Sancionada na última terça-feira (15), a Lei Ordinária nº 3.258/2026 institui o Parque Municipal Sr. Adolfo Pinto da Silva. Texto proíbe intervenções degradantes e autoriza a prefeitura a implantar trilhas, mirantes e firmar consórcios de manutenção em junho de 2026.
Arcos, MG — O ordenamento jurídico e o plano diretor ambiental do município de Arcos ganharam um importante mecanismo de proteção territorial. Foi publicada oficialmente na última terça-feira (15/06) a Lei Ordinária nº 3.258/2026, dispositivo legal que eleva o “Parque Municipal da Usina Velha Sr. Adolfo Pinto da Silva” à condição jurídica de área de patrimônio histórico, paisagístico e ecológico do município. A medida cria barreiras protetivas contra a degradação e impulsiona o uso sustentável do ecossistema local.
Autoria Parlamentar e Sanção Administrativa
A peça legislativa que originou a nova lei foi fruto de uma articulação conjunta no plenário da Câmara Municipal, tendo como autores os vereadores Alex Didier, Joãozinho Ferreira e Leslie Mariana. Após tramitação regular e aprovação pelo corpo de parlamentares, a matéria recebeu a sanção e assinatura do prefeito Wellington Roque, passando a vigorar de forma imediata na comarca neste meio de ano de 2026.
De acordo com o texto da lei, a Usina Velha passa a subordinar-se a um regime de manejo focado no cumprimento de seis objetivos institucionais basilares:
- Conservação Hídrica e Biológica: Preservação estrita dos recursos hídricos superficiais, nascentes, cursos d’água, bem como a custódia da fauna e da flora nativas;
- Utilidade Social: Garantia de livre acesso à cidadania para fins de lazer, recreação comunitária e convivência pacífica junto ao ambiente natural;
- Resgate Historiográfico: Salvaguarda da memória material e paisagística ligada às ruínas da antiga Usina Velha;
- Fomento Econômico: Estímulo ao ecoturismo ordenado e a práticas de turismo ecológico sustentável;
- Integração Comunitária: Desenvolvimento de agendas pedagógicas, atividades esportivas, manifestações culturais e projetos de educação ambiental;
- Defesa Territorial: Bloqueio permanente contra o surgimento de ocupações clandestinas, invasões, degradações intencionais e descaracterização do relevo original.

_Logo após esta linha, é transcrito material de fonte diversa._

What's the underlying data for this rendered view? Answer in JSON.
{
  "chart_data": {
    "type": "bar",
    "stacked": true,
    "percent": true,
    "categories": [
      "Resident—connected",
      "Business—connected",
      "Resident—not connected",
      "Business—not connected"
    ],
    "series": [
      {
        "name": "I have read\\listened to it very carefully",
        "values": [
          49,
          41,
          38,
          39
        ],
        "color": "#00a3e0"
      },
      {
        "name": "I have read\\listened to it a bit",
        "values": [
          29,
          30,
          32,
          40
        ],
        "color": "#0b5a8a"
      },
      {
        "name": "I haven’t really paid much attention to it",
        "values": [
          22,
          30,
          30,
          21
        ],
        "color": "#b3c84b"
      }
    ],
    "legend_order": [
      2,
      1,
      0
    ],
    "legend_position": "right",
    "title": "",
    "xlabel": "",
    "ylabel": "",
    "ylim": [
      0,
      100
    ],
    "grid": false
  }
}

Diretrizes para Infraestrutura, Parcerias e Vedações Legais
A portaria confere autorização expressa para que o Poder Executivo Municipal coordene intervenções estruturais voltadas à qualificação do espaço público. O planejamento engloba o posicionamento de sinalização indicativa e educativa, o desenho e abertura de trilhas ecológicas orientadas, a construção de mirantes panorâmicos, mobiliários de convivência e módulos recreativos. Para otimizar o custeio, a prefeitura fica respaldada a celebrar convênios, contratos e parcerias estratégicas com entidades da administração pública ou com a iniciativa privada, visando assegurar o aporte logístico na manutenção, cercamento perimetral e controle de fluxo dos visitantes, caso venha a se fazer necessário.
O arcabouço normativo estabelece que qualquer alteração física na poligonal do parque deverá respeitar os parâmetros da legislação ambiental vigente nos âmbitos estadual e federal, exigindo a elaboração de estudos técnicos detalhados e a prevalência do interesse coletivo.
Ficam expressamente proibidas e sujeitas a sanções cíveis, criminais e administrativas as condutas que gerem poluição hídrica, descarte clandestino de entulho e resíduos sólidos, poluição sonora acima dos decibéis permitidos, supressão de vegetação florestal nativa ou o parcelamento e loteamento irregular do solo. A fiscalização integrada dos órgãos ambientais atuará de forma contínua no perímetro no decorrer de todo o ano de 2026.